Undergraduate Degree: American University - Bachelor in Arts, International Studies
reading, running, eating
AP US Government
AP US History
GRE Subject Test in Mathematics
High School Physics
Ruby on Rails
SAT Subject Tests Prep
Study Skills and Organization
Technology and Coding
What might you do in a typical first session with a student?
In a typical first session, I like to get to know my students a little bit before jumping into the material because I believe that tutoring is more effective if I'm able to connect with the student and make the material a little bit more fun and engaging. We'll typically go over expectations (what the student wants from me, what I typically expect from the students in terms of effort and communication) as well as learning strategies (how the student typically learns best, and how I can present the material in a way that is best for them to understand), and then we'll dive into the material.
How can you help a student become an independent learner?

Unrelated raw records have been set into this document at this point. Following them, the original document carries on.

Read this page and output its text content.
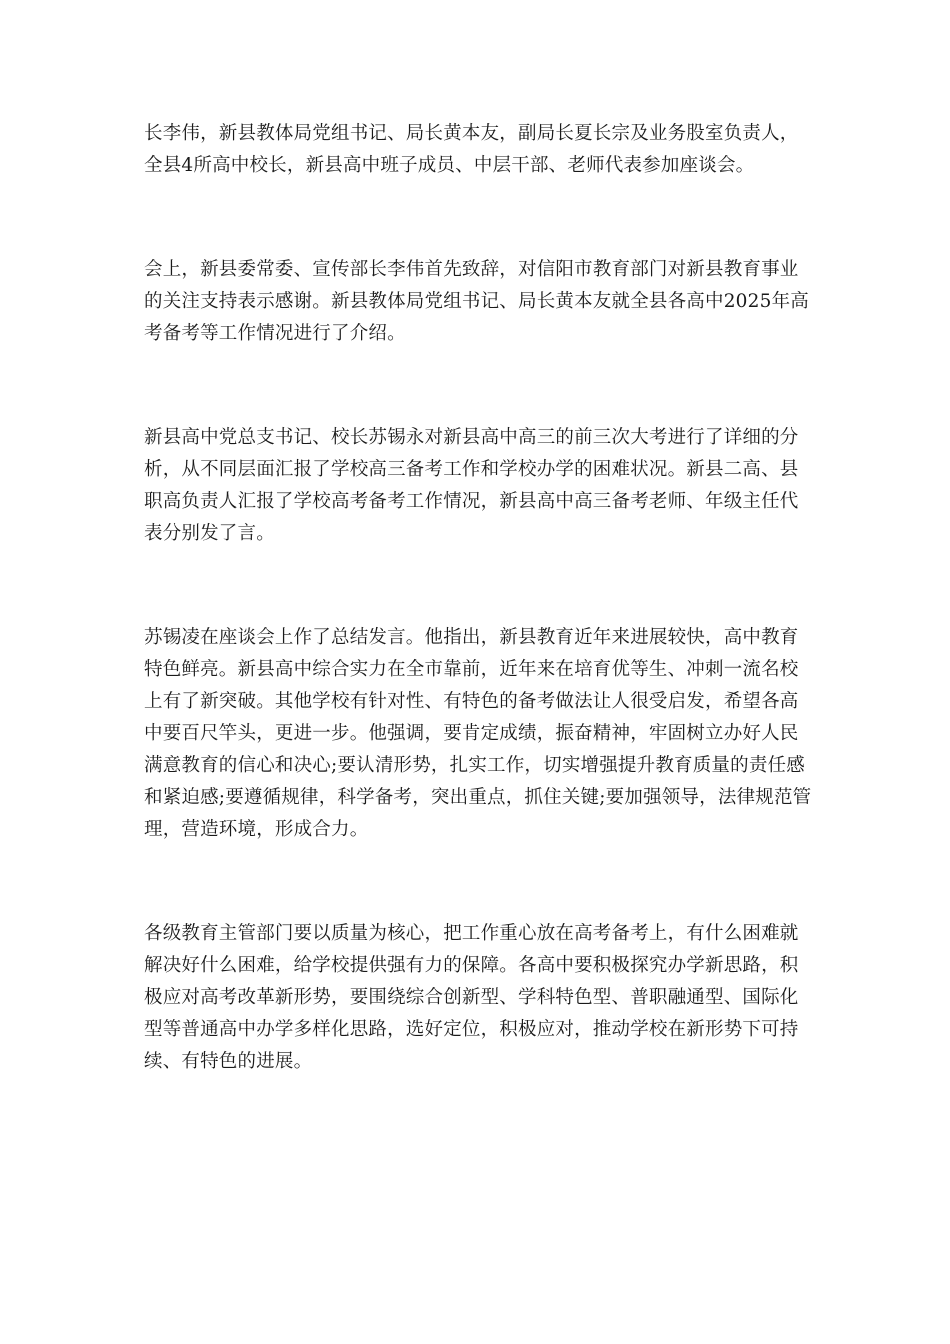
长李伟，新县教体局党组书记、局长黄本友，副局长夏长宗及业务股室负责人，全县4所高中校长，新县高中班子成员、中层干部、老师代表参加座谈会。

会上，新县委常委、宣传部长李伟首先致辞，对信阳市教育部门对新县教育事业的关注支持表示感谢。新县教体局党组书记、局长黄本友就全县各高中2025年高考备考等工作情况进行了介绍。

新县高中党总支书记、校长苏锡永对新县高中高三的前三次大考进行了详细的分析，从不同层面汇报了学校高三备考工作和学校办学的困难状况。新县二高、县职高负责人汇报了学校高考备考工作情况，新县高中高三备考老师、年级主任代表分别发了言。

苏锡凌在座谈会上作了总结发言。他指出，新县教育近年来进展较快，高中教育特色鲜亮。新县高中综合实力在全市靠前，近年来在培育优等生、冲刺一流名校上有了新突破。其他学校有针对性、有特色的备考做法让人很受启发，希望各高中要百尺竿头，更进一步。他强调，要肯定成绩，振奋精神，牢固树立办好人民满意教育的信心和决心;要认清形势，扎实工作，切实增强提升教育质量的责任感和紧迫感;要遵循规律，科学备考，突出重点，抓住关键;要加强领导，法律规范管理，营造环境，形成合力。

各级教育主管部门要以质量为核心，把工作重心放在高考备考上，有什么困难就解决好什么困难，给学校提供强有力的保障。各高中要积极探究办学新思路，积极应对高考改革新形势，要围绕综合创新型、学科特色型、普职融通型、国际化型等普通高中办学多样化思路，选好定位，积极应对，推动学校在新形势下可持续、有特色的进展。
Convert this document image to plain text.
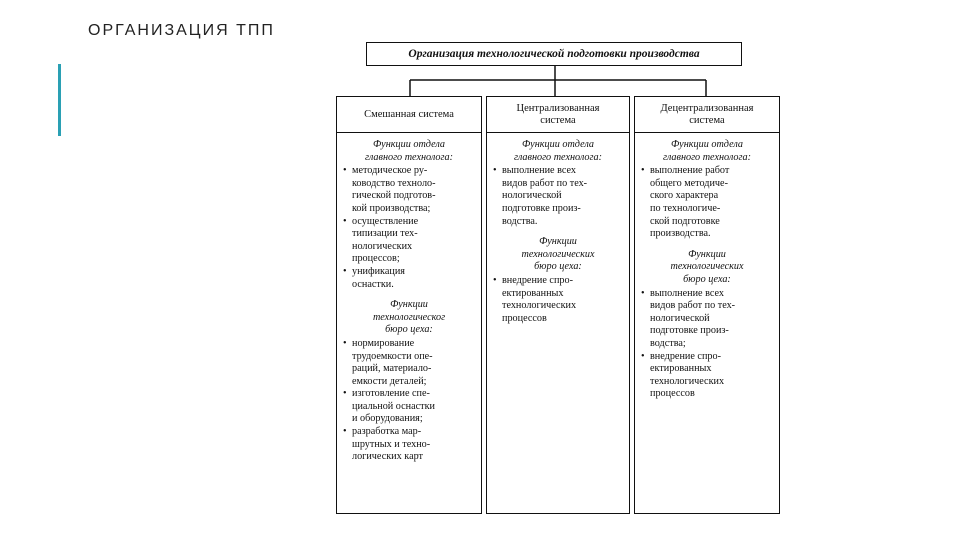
ОРГАНИЗАЦИЯ ТПП
Организация технологической подготовки производства
Смешанная система
Функции отдела
главного технолога:
• методическое ру-
ководство техноло-
гической подготов-
кой производства;
• осуществление
типизации тех-
нологических
процессов;
• унификация
оснастки.
Функции
технологическог
бюро цеха:
• нормирование
трудоемкости опе-
раций, материало-
емкости деталей;
• изготовление спе-
циальной оснастки
и оборудования;
• разработка мар-
шрутных и техно-
логических карт
Централизованная
система
Функции отдела
главного технолога:
• выполнение всех
видов работ по тех-
нологической
подготовке произ-
водства.
Функции
технологических
бюро цеха:
• внедрение спро-
ектированных
технологических
процессов
Децентрализованная
система
Функции отдела
главного технолога:
• выполнение работ
общего методиче-
ского характера
по технологиче-
ской подготовке
производства.
Функции
технологических
бюро цеха:
• выполнение всех
видов работ по тех-
нологической
подготовке произ-
водства;
• внедрение спро-
ектированных
технологических
процессов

I aim to provide strategies that are useful not just to the topic at hand, but also that are useful as study skills in general. I also hope to contextualize difficult material and help my students to see how this actually applies to their real life, so they are able to look for these connections outside of our sessions and understand that what they're learning has value outside the classroom.
What types of materials do you typically use during a tutoring session?

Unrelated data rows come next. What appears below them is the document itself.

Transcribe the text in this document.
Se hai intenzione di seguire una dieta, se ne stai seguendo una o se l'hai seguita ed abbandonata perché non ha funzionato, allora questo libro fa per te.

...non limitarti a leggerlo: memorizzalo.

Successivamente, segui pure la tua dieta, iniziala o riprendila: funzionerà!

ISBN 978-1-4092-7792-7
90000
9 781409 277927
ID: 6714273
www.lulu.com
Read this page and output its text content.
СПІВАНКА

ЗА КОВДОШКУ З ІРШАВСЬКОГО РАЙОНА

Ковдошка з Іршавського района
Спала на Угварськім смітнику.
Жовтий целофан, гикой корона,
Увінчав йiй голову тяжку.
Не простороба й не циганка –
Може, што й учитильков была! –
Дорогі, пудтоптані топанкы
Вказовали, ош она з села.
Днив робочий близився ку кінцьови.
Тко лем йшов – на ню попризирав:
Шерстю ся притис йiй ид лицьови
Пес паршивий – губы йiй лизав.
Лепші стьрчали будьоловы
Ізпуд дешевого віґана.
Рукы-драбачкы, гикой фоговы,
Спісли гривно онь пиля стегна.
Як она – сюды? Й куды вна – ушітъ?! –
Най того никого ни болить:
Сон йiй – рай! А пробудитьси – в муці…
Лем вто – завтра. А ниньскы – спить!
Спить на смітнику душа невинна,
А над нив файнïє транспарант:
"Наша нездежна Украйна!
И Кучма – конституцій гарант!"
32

In my sessions, we typically stick to the materials provided by the student, because teachers tend to want a specific type of work and usually create tests and quizzes that are structured similarly to homework problems. If the material provided by the student is not enough, however, I draw in outside sources, videos explaining difficult concepts in a new way that may be easier to understand, and further example problems or reading sources.
How would you help a student stay motivated?

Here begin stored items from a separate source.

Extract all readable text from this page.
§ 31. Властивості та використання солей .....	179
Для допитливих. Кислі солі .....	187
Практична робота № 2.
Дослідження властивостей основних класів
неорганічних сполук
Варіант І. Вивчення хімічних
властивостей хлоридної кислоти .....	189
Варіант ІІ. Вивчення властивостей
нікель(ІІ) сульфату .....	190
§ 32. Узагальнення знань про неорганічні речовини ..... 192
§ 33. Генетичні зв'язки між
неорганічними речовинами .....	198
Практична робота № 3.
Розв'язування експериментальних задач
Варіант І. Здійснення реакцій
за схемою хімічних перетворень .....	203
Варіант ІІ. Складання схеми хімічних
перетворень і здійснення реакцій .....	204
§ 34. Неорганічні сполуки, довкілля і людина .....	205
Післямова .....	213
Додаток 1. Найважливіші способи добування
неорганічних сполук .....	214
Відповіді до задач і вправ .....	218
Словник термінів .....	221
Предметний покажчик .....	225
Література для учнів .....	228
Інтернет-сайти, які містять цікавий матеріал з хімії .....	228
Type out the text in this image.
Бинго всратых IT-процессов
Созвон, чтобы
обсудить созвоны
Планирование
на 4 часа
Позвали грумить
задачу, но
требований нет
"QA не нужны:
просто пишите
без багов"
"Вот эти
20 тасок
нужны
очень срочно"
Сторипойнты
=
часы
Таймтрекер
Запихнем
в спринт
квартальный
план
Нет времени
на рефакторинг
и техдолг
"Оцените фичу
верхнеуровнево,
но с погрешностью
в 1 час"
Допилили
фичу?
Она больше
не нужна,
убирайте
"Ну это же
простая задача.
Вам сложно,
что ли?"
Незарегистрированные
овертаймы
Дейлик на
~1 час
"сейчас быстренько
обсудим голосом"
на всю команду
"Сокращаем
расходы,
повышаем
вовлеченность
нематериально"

It's hard for students to stay motivated if they can't see how what they're learning connects to their lives or the world they see around them, so when I see a student struggling to stay motivated, I try to contextualize information and draw connections between things they are familiar with. It makes learning more exciting when you can see how the material really applies, and draws on the curiosity within each student.
If a student has difficulty learning a skill or concept, what would you do?
When students have difficulty grasping challenging subjects, we break the concepts down and work through them step by step. After we've gone all the way through the difficult concepts, I often have the student "teach" the material back to me to ensure they have no gaps in their understanding and to build their confidence in the new skills that they have learned.